Artigas était, lui, l’homme de la campagne; il pouvait représenter ce qu’on appelait là-bas le parti national, placé entre les Portugais et les Espagnols, c’est-à-dire entre les étrangers restés Portugais et Espagnols par leur séjour dans des villes où tout leur rappelait des mœurs portugaises et espagnoles.

Puis restait un troisième type et même une troisième puissance, dont il faut bien que nous parlions, et qui est à la fois le fléau de l’homme des villes et de l’homme de la campagne.

Ce troisième type, c’est le gaucho, dont Garibaldi vous a dit un mot caractéristique et pittoresque. Il l’a appelé «le centaure du nouveau monde.»

En France, nous appelons gaucho tout ce qui vit dans ces vastes plaines, ces immenses steppes, ces pampas infinies qui s’étendent des bords de la mer au versant oriental des Andes. Nous nous trompons: le capitaine Head, de la marine anglaise, mit le premier en vogue cette manie de confondre le gaucho avec l’habitant de la campagne, qui, dans sa fierté, repousse non-seulement la similitude, mais encore la comparaison.

Le gaucho est le bohémien du nouveau monde. Sans biens, sans maison, sans famille, il a pour tout bien son puncho, son cheval, son couteau, son lasso et ses bolas.

Son couteau, c’est son arme; son lasso et ses bolas, c’est son industrie.

Artigas demeura donc commandant de la campagne, à la grande satisfaction de tout le monde, à l’exception des contrebandiers; et il se trouvait encore chargé de cette importante fonction lorsque éclata la révolution de 1810, révolution qui avait pour but et qui eut, en effet, pour résultat d’anéantir la domination espagnole dans le nouveau monde.

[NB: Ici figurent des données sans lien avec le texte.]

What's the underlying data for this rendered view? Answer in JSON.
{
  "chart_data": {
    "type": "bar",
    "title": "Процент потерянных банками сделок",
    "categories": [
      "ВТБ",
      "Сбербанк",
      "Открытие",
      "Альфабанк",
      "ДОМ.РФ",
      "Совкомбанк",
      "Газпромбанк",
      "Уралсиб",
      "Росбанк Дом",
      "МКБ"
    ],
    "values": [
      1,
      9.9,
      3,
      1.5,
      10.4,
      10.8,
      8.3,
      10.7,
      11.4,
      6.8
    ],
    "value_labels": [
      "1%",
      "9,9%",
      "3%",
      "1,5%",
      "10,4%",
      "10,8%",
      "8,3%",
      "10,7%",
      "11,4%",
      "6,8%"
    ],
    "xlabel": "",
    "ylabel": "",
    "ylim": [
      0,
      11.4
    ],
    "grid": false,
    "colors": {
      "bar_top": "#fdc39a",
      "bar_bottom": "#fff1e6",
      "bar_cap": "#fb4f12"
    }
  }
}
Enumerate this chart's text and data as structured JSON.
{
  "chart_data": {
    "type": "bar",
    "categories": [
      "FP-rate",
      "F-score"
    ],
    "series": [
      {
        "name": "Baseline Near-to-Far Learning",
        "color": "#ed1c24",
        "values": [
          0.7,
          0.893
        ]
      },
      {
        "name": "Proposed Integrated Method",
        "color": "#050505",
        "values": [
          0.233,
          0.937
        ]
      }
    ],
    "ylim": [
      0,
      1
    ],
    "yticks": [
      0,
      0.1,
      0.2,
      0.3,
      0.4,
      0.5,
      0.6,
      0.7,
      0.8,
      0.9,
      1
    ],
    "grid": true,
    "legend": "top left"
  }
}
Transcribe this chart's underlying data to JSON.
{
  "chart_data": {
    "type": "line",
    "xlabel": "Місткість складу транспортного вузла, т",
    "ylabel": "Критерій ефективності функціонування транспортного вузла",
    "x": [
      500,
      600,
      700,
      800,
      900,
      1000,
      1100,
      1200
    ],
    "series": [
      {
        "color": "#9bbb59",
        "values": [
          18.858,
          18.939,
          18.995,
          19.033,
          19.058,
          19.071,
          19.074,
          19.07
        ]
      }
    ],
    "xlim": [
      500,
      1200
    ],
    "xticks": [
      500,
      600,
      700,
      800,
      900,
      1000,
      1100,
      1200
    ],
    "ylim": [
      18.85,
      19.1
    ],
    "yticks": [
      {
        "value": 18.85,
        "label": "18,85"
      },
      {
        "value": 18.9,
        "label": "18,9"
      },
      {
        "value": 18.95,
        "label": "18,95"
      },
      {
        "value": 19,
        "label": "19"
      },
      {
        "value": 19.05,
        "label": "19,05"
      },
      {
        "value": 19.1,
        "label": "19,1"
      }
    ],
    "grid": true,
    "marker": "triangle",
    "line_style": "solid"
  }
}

Elle commença donc en 1810, à Buenos-Ayres, et s’acheva en Bolivie, à la bataille d’Ayacuncho, en 1824.

Le chef des forces indépendantes était alors le général Antonio-José de Suere; il avait cinq mille hommes sous ses ordres.

Le général en chef des troupes espagnoles était don Jose de Laserna, le dernier vice-roi du Pérou; il commandait onze mille hommes.